“Well, you’re a fine young gentleman, I’ve no doubt; but you’ll not bide long in that fashion, I reckon.”
Then came a bit of a song in the younger voice,—
“Drink, boys, drink, and drive away your sorrow;
For though we’re here to-day, we mayn’t be here to-morrow.”
The superintendent knocked at the door, and both entered. The old woman uttered an exclamation of terror at the sight of the strangers, but the appearance of Lady Oldfield reassured her, for she divined almost immediately who she must be. On her part, Lady Oldfield instinctively shrunk back at her first entrance, and well she might; for the revolting sights and odours almost overpowered her, spite of her all-absorbing anxiety to find and rescue her beloved child.
The room, if it could be justly called so—for it was, more properly speaking, a kind of loft—was lighted, or rather, rendered less dark by a sort of half window, half skylight, which looked out upon a stack of decayed and blackened chimneys, and so much sickly-looking sky as could be seen through the undamaged panes, which were but few, for lumps of rags, old stockings, and similar contrivances blocked up many a space which had once been used to admit the light, while the glass still remaining was robbed of its transparency by accumulated dirt. There was neither stove nor fire-place of any kind. The walls, if they had ever been whitened, had long since lost their original hue, and exhibited instead every variety of damp discoloration. Neither chair nor table were there—an old stool and a box were the only seats. In the corner farthest from the light, and where the ceiling sloped down to the floor, was the only thing that could claim the name of a bedstead. Low and curtainless, its crazy, worm-eaten frame groaned and creaked ominously under the tossings to and fro of the poor sufferer, who occupied the mass of ragged coverings spread upon it. In the opposite corner was a heap of mingled shavings, straw, and sacking, the present couch of the aged tenant of this gloomy apartment. The box stood close at the bed’s head; there were bottles and a glass upon, it, which had plainly not been used for medicinal purposes, as the faded odour of spirits, distinguishable above the general rank close smell of the room, too clearly testified. Across the floor, stained with numberless abominations, Lady Oldfield made her shuddering way to the bed, on which lay, tossing in the delirium of fever, her unhappy son. His trousers and waistcoat were thrown across his feet; his hat lay on the floor near them; there was no coat, for it had been pawned to gratify his craving for the stimulant which had eaten away joy and peace, hope and heart. Flinging herself on her knees beside the prostrate form, his mother tried to raise him.

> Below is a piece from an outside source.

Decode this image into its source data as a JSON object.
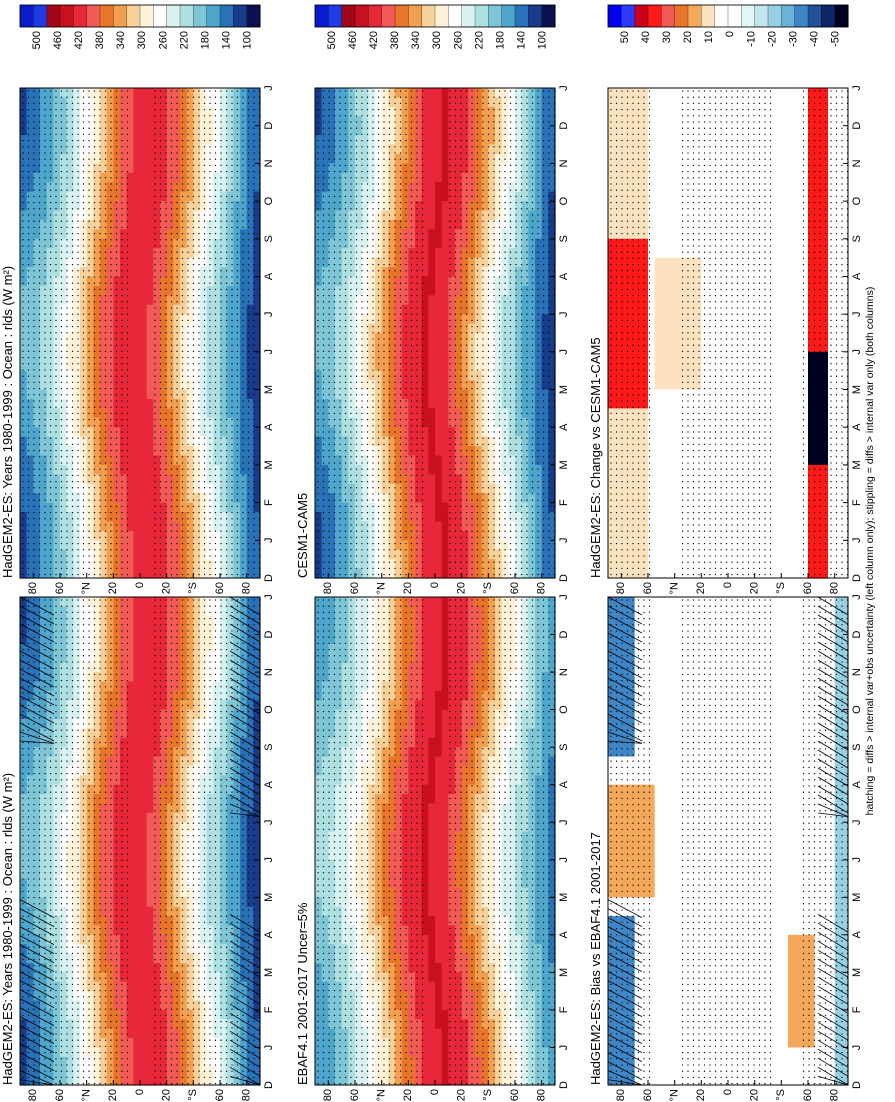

“O Frank, Frank, my darling boy,” she cried, with a bitter outburst of weeping; “look at me, speak to me; I’m your own mother. Don’t you know me? I’m come to take you home.”
He suddenly sat up, and jerked the clothes from him. His eyes glittered with an unnatural light, his cheeks were deeply flushed with fever heat; his hair, that mother’s pride in former days, waved wildly over his forehead. How fair, how beautiful he looked even then!
“Ah, poor young creetur,” croaked the old woman; “it’s a pity he’s come to this. I knowed he were not used to sich a life—more’s the shame to them as led him into it.”
Ay, shame to them, indeed! But oh, how sad, how grievous that the young hand, which might have raised to untainted lips none but those pure draughts which neither heat the brain nor warp the sense of right, should ever learn to grasp the cup that gives a passing brightness to the eye and glitter to the tongue, but clouds at length the intellect, fires the brain, and leaves a multitude of wretched victims cast ashore as shattered moral wrecks. To such results, though from the smallest beginnings, does the drink tend in its very nature. Oh, happy they who are altogether free from its toils!
The wretched young man stared wildly at his mother.